You are designing an online judge. A user submits:

while true; do fork(); done

The product requirement says "run user code." The security requirement says "do not let random internet code take over the host."

That is the real problem. The judge is not just a queue and a worker. It is a controlled execution environment for untrusted code, with strict limits on CPU, memory, filesystem access, network access, output size, and runtime.

This article pairs with Async Job Worker Pools and the Online Judge solution. If you want to practice the full design, start with the Online Judge practice problem.

#Threat Model

Assume submitted code is hostile.

It may try to:

read environment variables
scan the internal network
write huge files
fork too many processes
use too much memory
run forever
exploit the kernel or runtime
leak test cases through logs or side channels

The system should fail closed. If the sandbox cannot be created safely, reject or delay the submission instead of running it on a shared worker host. That failure path should be modeled as part of the broader async execution pipeline, not hidden inside a best-effort worker script.

#Sandbox Layers

A practical design uses multiple layers:

container or microVM per submission
read-only base image
mounted working directory with size limits
no outbound network by default
CPU and memory cgroups
process count limits
seccomp profile or runtime syscall filters
wall-clock timeout
output byte limit

Containers are fast and convenient, but they share the host kernel. MicroVMs such as Firecracker add a stronger boundary at the cost of more startup overhead. In an interview, make the tradeoff explicit:

Isolation model	Benefit	Cost
Process sandbox	fastest startup	weakest isolation
Container	mature tooling, fast pools	shared kernel risk
MicroVM	stronger isolation	higher startup and orchestration cost

For a serious online judge, warm microVM or container pools are a strong default. Warm pools are also where scaling, capacity reservations, and per-language isolation become concrete instead of abstract.

#Runtime Controls

Each run should have a signed execution spec:

{
  "submissionId": "sub_123",
  "language": "python3",
  "image": "judge-python:3.12",
  "cpuMillis": 2000,
  "memoryMb": 256,
  "wallClockMillis": 5000,
  "network": "disabled",
  "maxOutputBytes": 65536
}

The worker should compile and execute inside the sandbox, collect stdout/stderr, classify the result, and destroy the environment. The verdict should be persisted durably, then pushed to the user over WebSockets or a similar realtime channel.

Common verdicts include:

accepted
wrong answer
compile error
runtime error
time limit exceeded
memory limit exceeded
output limit exceeded
internal error

Do not store raw logs without size limits. A malicious submission can generate gigabytes of output.

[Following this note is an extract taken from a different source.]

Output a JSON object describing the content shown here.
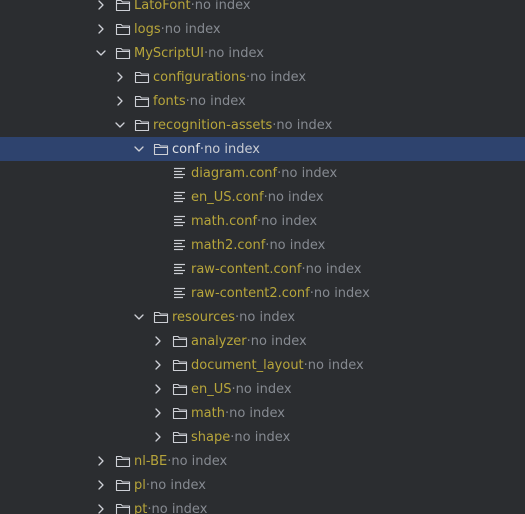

#Common Interview Mistakes

Mistake 1: Running code directly on the worker.

Workers are orchestration processes. The submitted program should run in a sandboxed child environment.

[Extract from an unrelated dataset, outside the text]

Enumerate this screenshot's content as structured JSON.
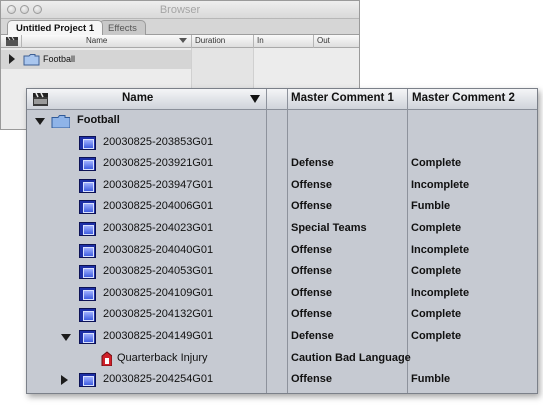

Mistake 2: Saying "Docker" and stopping there.

Docker is not a complete security answer. Mention cgroups, namespaces, seccomp, read-only filesystems, network isolation, and timeouts.

Mistake 3: Forgetting warm pools.

Creating a fresh VM per test case can blow the latency budget. Keep warm capacity for common languages.

Mistake 4: Trusting language runtimes.

Python, JavaScript, Java, and C++ all need external resource limits. Language-level timeouts are not enough.

#Summary: What to Remember

Sandboxed code execution is defense in depth.

For an online judge, model submitted code as hostile. Run it in isolated containers or microVMs, disable network access, enforce CPU and memory limits, cap output, and destroy the environment after execution. Use warm pools when latency matters, but do not trade away the isolation boundary.